Quelques semaines après leur acquisition, les consorts [I] ont réalisé des travaux dans leur appartement afin de créer une ouverture entre la chambre et la salle de bain.
Le 23 janvier 2020, après avoir été alerté par le conseil syndical de désordres liés à la réalisation de ces travaux, le syndic de la copropriété (à l’époque la société BOUVET ET BONNAMOUR) s’est rendu au sein de l’appartement pour constater la nature des travaux engagés par les consorts [I].

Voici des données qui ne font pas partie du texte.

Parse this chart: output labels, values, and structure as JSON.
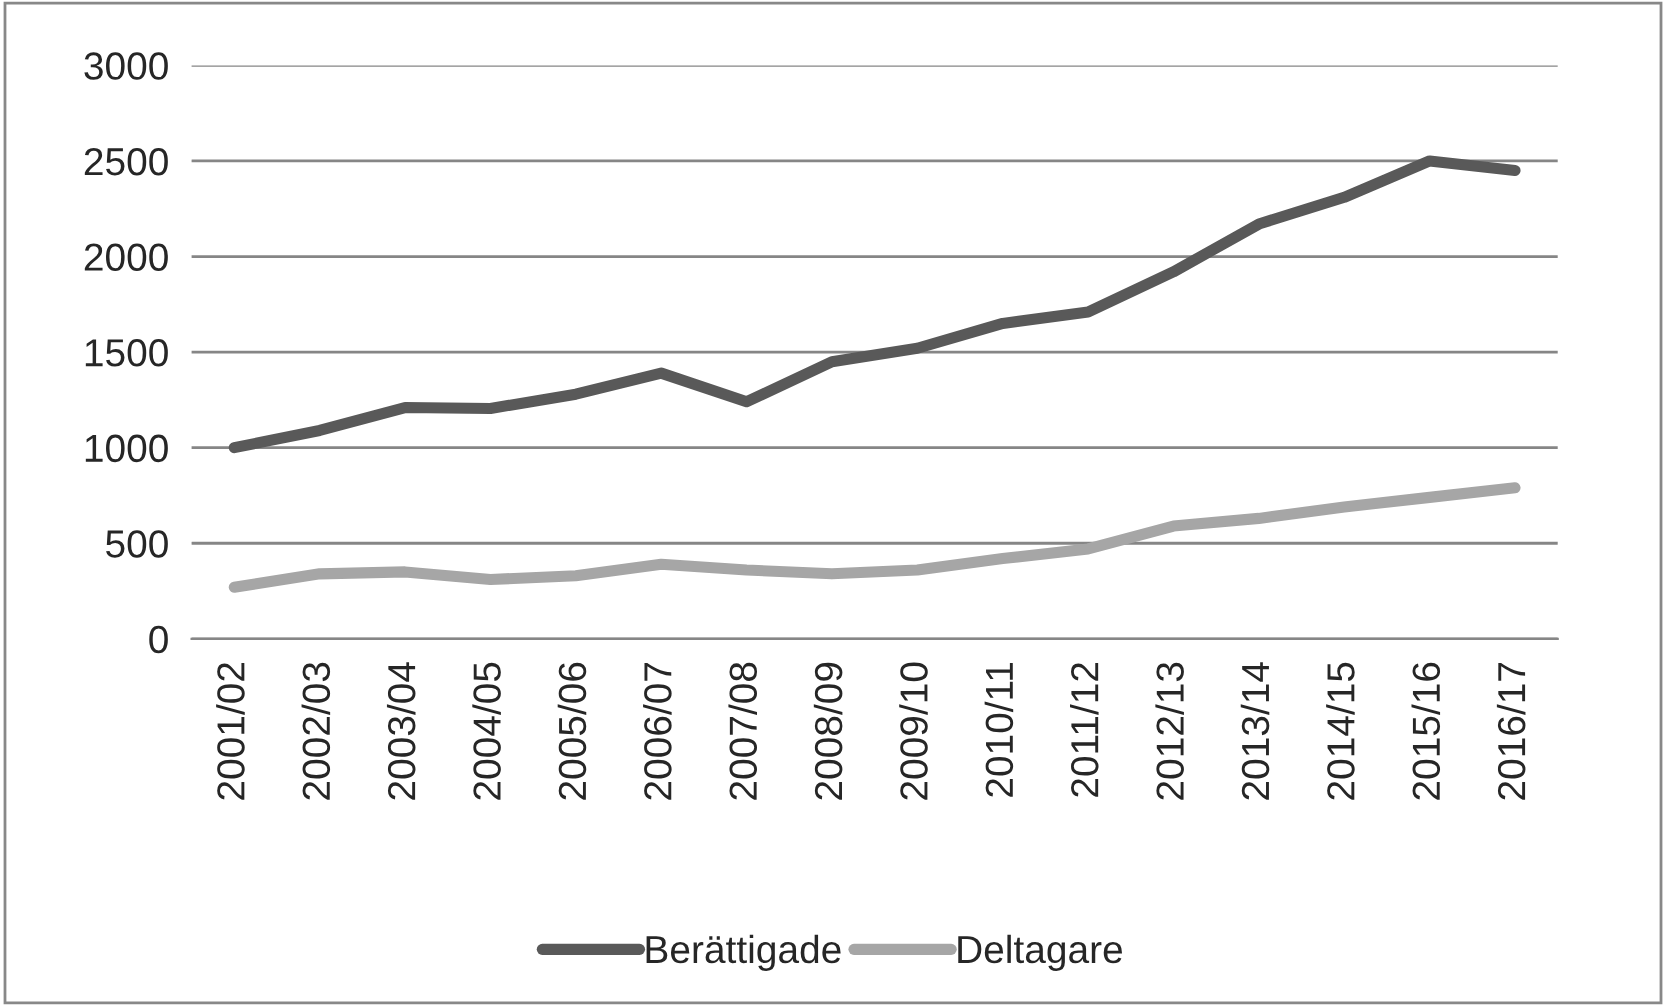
{
  "chart_data": {
    "type": "line",
    "categories": [
      "2001/02",
      "2002/03",
      "2003/04",
      "2004/05",
      "2005/06",
      "2006/07",
      "2007/08",
      "2008/09",
      "2009/10",
      "2010/11",
      "2011/12",
      "2012/13",
      "2013/14",
      "2014/15",
      "2015/16",
      "2016/17"
    ],
    "series": [
      {
        "name": "Berättigade",
        "color": "#595959",
        "values": [
          1000,
          1090,
          1210,
          1205,
          1280,
          1390,
          1240,
          1450,
          1520,
          1650,
          1710,
          1920,
          2170,
          2310,
          2500,
          2450
        ]
      },
      {
        "name": "Deltagare",
        "color": "#a6a6a6",
        "values": [
          270,
          340,
          350,
          310,
          330,
          390,
          360,
          340,
          360,
          420,
          470,
          590,
          630,
          690,
          740,
          790
        ]
      }
    ],
    "ylim": [
      0,
      3000
    ],
    "yticks": [
      0,
      500,
      1000,
      1500,
      2000,
      2500,
      3000
    ],
    "grid": "y",
    "legend": "bottom",
    "marker": "none",
    "line_style": "solid"
  }
}
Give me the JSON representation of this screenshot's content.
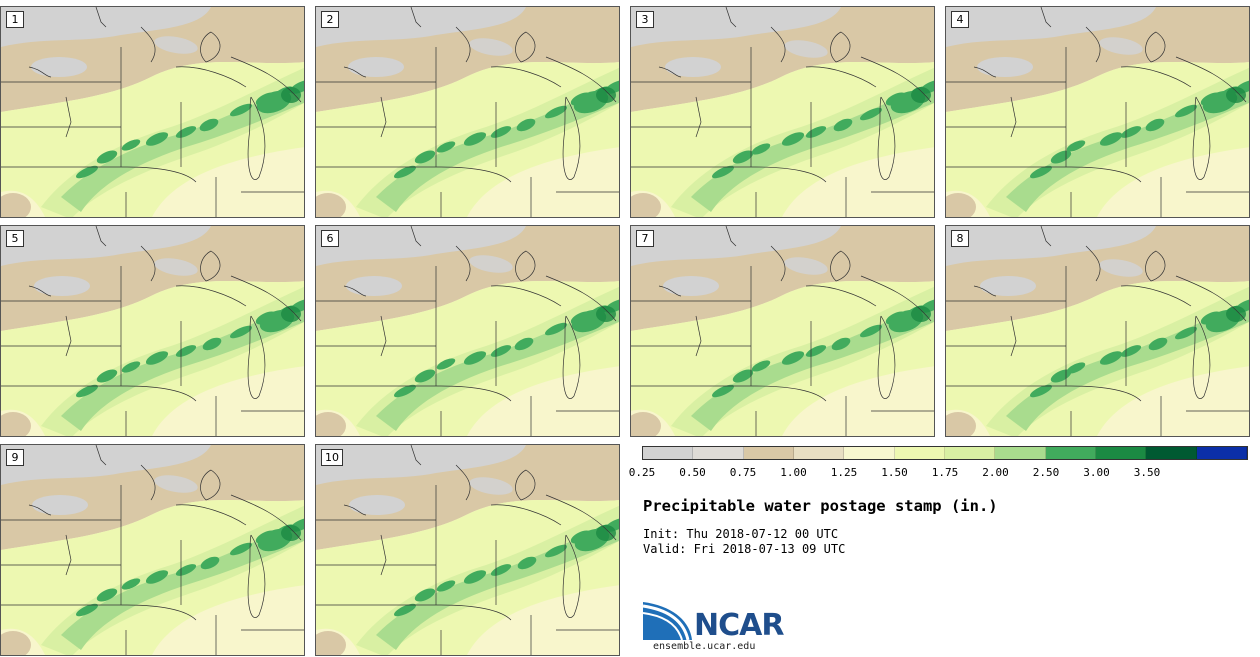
{
  "panels": [
    {
      "label": "1"
    },
    {
      "label": "2"
    },
    {
      "label": "3"
    },
    {
      "label": "4"
    },
    {
      "label": "5"
    },
    {
      "label": "6"
    },
    {
      "label": "7"
    },
    {
      "label": "8"
    },
    {
      "label": "9"
    },
    {
      "label": "10"
    }
  ],
  "colorbar": {
    "ticks": [
      "0.25",
      "0.50",
      "0.75",
      "1.00",
      "1.25",
      "1.50",
      "1.75",
      "2.00",
      "2.50",
      "3.00",
      "3.50"
    ],
    "colors": [
      "#d2d2d2",
      "#dedbd6",
      "#d9c8a6",
      "#e8dfc3",
      "#f7f7cf",
      "#edf8b1",
      "#d9f0a3",
      "#a9dc8e",
      "#41ab5d",
      "#1b8a43",
      "#005a32",
      "#0b2fa8"
    ]
  },
  "map_colors": {
    "gray": "#d2d2d2",
    "tan": "#d9c8a6",
    "cream": "#f8f6cc",
    "light_yellow": "#edf8b1",
    "light_green": "#d9f0a3",
    "mid_green": "#a9dc8e",
    "green": "#41ab5d",
    "dark_green": "#1b8a43"
  },
  "title": "Precipitable water postage stamp (in.)",
  "init_line": "Init: Thu 2018-07-12 00 UTC",
  "valid_line": "Valid: Fri 2018-07-13 09 UTC",
  "logo": {
    "name": "NCAR",
    "url": "ensemble.ucar.edu",
    "icon": "ncar-swoosh-logo"
  }
}
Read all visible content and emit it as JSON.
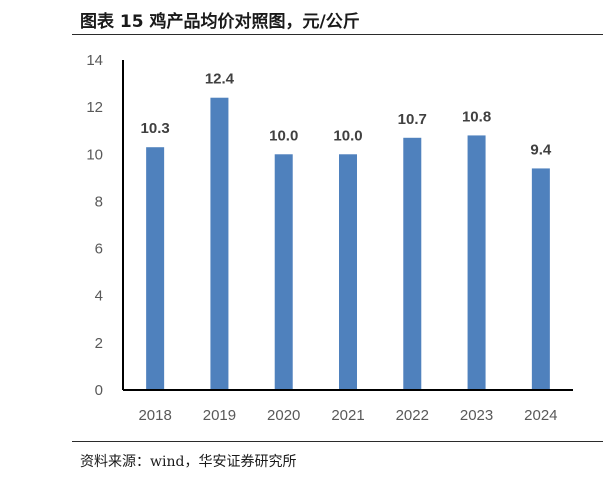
{
  "header": {
    "title": "图表 15 鸡产品均价对照图，元/公斤"
  },
  "footer": {
    "source": "资料来源：wind，华安证券研究所"
  },
  "chart_data": {
    "type": "bar",
    "categories": [
      "2018",
      "2019",
      "2020",
      "2021",
      "2022",
      "2023",
      "2024"
    ],
    "values": [
      10.3,
      12.4,
      10.0,
      10.0,
      10.7,
      10.8,
      9.4
    ],
    "value_labels": [
      "10.3",
      "12.4",
      "10.0",
      "10.0",
      "10.7",
      "10.8",
      "9.4"
    ],
    "title": "",
    "xlabel": "",
    "ylabel": "",
    "ylim": [
      0,
      14
    ],
    "yticks": [
      0,
      2,
      4,
      6,
      8,
      10,
      12,
      14
    ],
    "grid": false,
    "legend": "none",
    "bar_color": "#4f81bd",
    "axis_color": "#000000"
  }
}
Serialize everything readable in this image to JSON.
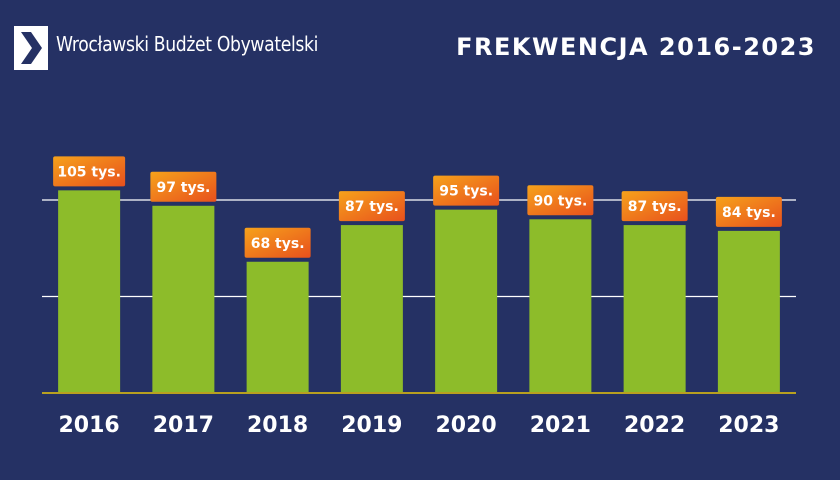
{
  "header": {
    "brand": "Wrocławski Budżet Obywatelski",
    "logo_icon": "chevron-right-icon",
    "title": "FREKWENCJA 2016-2023"
  },
  "colors": {
    "background": "#253164",
    "bar": "#8dbc2a",
    "label_gradient_start": "#f6a21b",
    "label_gradient_end": "#e8501d",
    "gridline": "#ffffff",
    "baseline": "#b8a020"
  },
  "chart_data": {
    "type": "bar",
    "title": "FREKWENCJA 2016-2023",
    "xlabel": "",
    "ylabel": "",
    "categories": [
      "2016",
      "2017",
      "2018",
      "2019",
      "2020",
      "2021",
      "2022",
      "2023"
    ],
    "values": [
      105,
      97,
      68,
      87,
      95,
      90,
      87,
      84
    ],
    "value_labels": [
      "105 tys.",
      "97 tys.",
      "68 tys.",
      "87 tys.",
      "95 tys.",
      "90 tys.",
      "87 tys.",
      "84 tys."
    ],
    "ylim": [
      0,
      110
    ],
    "gridlines": [
      50,
      100
    ],
    "grid": true,
    "legend": "none"
  }
}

Par courrier LRAR du 24 janvier 2020, le syndic a notifié aux consorts [I] la violation du règlement de copropriété au regard des travaux réalisés.
Par ordonnance du 17 août 2020, le juge des référés du Tribunal judiciaire de LYON, sur saisine du syndicat des copropriétaires, a ordonné la réalisation d’une expertise judiciaire et a nommé ès qualités d’expert Monsieur [X] [U].
Par ordonnance du 19 octobre 2021, le président du Tribunal judiciaire, sur saisine du syndicat des copropriétaires, a débouté celui-ci de ses demandes indemnitaires et de réalisation de travaux sous astreinte.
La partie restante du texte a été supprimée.